Some men of the discipline of action attend on, serve, the sacrifice that has the form of the worship of the gods; that is, they make their standing in that alone. Others offer the sacrifice into the Brahman-fire by sacrifice itself. They offer the sacrifice, the substance of clarified butter and the rest that has the form of sacrifice and has Brahman for its self, by sacrifice, by the ladle and the rest that are the means of sacrifice. Here the word 'sacrifice' is used for the means of sacrifice, the oblation, the ladle, and the rest. By the principle of 'the offering is Brahman, the oblation is Brahman', they make their standing in the offering and the oblation.

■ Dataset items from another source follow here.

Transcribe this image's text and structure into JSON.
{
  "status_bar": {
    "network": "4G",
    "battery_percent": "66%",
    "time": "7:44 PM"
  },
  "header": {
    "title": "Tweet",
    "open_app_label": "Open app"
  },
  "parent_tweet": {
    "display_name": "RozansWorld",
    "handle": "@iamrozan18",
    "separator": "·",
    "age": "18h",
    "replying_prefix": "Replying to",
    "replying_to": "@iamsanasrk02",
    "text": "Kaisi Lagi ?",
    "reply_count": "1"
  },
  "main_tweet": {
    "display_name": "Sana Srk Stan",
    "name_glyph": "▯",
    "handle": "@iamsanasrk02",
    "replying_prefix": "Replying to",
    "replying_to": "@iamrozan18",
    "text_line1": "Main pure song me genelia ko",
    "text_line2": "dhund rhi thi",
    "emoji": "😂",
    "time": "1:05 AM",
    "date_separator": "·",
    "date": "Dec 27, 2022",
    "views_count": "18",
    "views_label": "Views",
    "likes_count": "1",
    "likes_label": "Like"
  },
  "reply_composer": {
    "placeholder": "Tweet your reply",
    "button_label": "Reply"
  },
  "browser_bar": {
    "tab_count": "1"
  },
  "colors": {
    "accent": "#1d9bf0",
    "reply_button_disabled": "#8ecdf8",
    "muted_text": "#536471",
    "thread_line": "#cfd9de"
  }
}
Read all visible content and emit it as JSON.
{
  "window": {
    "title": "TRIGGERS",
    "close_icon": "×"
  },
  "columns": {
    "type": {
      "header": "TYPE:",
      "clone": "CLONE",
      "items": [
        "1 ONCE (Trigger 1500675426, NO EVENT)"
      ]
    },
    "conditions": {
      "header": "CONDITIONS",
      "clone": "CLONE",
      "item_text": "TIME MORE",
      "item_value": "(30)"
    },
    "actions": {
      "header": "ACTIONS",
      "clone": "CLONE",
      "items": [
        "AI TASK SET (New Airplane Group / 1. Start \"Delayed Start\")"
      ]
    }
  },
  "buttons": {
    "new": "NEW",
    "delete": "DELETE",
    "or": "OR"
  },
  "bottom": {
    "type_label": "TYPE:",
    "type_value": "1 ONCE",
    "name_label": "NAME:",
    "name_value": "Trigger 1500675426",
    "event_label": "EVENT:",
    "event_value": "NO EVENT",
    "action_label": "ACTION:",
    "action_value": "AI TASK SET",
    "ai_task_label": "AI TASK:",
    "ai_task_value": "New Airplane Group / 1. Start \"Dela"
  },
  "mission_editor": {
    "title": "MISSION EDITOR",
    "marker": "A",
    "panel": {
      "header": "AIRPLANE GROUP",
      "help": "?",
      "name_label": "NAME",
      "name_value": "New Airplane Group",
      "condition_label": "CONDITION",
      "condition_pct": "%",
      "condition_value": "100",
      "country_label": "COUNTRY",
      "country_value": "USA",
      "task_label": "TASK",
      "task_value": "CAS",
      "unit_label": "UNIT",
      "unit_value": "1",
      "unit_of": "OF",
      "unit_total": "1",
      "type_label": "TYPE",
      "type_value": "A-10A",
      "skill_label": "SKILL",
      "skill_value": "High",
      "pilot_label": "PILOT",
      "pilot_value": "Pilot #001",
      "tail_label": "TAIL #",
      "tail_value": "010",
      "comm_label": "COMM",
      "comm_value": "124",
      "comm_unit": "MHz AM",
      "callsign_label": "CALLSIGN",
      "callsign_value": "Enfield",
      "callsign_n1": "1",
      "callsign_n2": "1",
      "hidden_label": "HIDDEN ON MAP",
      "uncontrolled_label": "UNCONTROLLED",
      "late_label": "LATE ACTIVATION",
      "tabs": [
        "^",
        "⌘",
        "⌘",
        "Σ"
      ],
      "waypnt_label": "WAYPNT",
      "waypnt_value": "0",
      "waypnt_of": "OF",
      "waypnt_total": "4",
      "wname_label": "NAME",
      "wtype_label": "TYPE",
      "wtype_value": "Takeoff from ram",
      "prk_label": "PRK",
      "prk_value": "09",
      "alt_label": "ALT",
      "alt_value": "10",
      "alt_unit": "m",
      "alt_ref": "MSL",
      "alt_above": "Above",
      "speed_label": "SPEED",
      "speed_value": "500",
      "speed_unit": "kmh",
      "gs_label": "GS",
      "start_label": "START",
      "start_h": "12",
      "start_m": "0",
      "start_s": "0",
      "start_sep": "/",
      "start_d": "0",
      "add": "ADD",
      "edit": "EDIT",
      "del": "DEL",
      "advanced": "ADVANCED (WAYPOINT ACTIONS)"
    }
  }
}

Contemporary English rendering of the Sanskrit bhāṣya, pending scholar review.

MadhvācāryaGītā-bhāṣya
Dvaita· Classical
Machine translation · draft

Krishna states the kinds of sacrifice, with 'the divine' and the rest. 'The divine' is the Lord, and He alone is their sacrifice; the worship of the Lord, in the sense of sacrifice, is a qualifier of the act. Some of the yogins have nothing else. 'Sacrifice' is the Lord, as the scripture says, 'by sacrifice the sacrifice' (Rigveda 8.4.19.6; Yajurveda Samhita 31.16), 'sacrifice is Vishnu, the deity', and the like. They offer toward the sacrifice by the well-known sacrifice; this holds throughout, as in 'that sacrifice' (Rigveda 8.4.18.2; Yajurveda Samhita 31.9) and the like. And it is said, 'Brahma, the great-grandfather, worshipped Vishnu, the father, in the sacrifice of the mind, with the sacrificial victim that is Rudra, his eldest son'.

Contemporary English rendering of the Sanskrit bhāṣya, pending scholar review.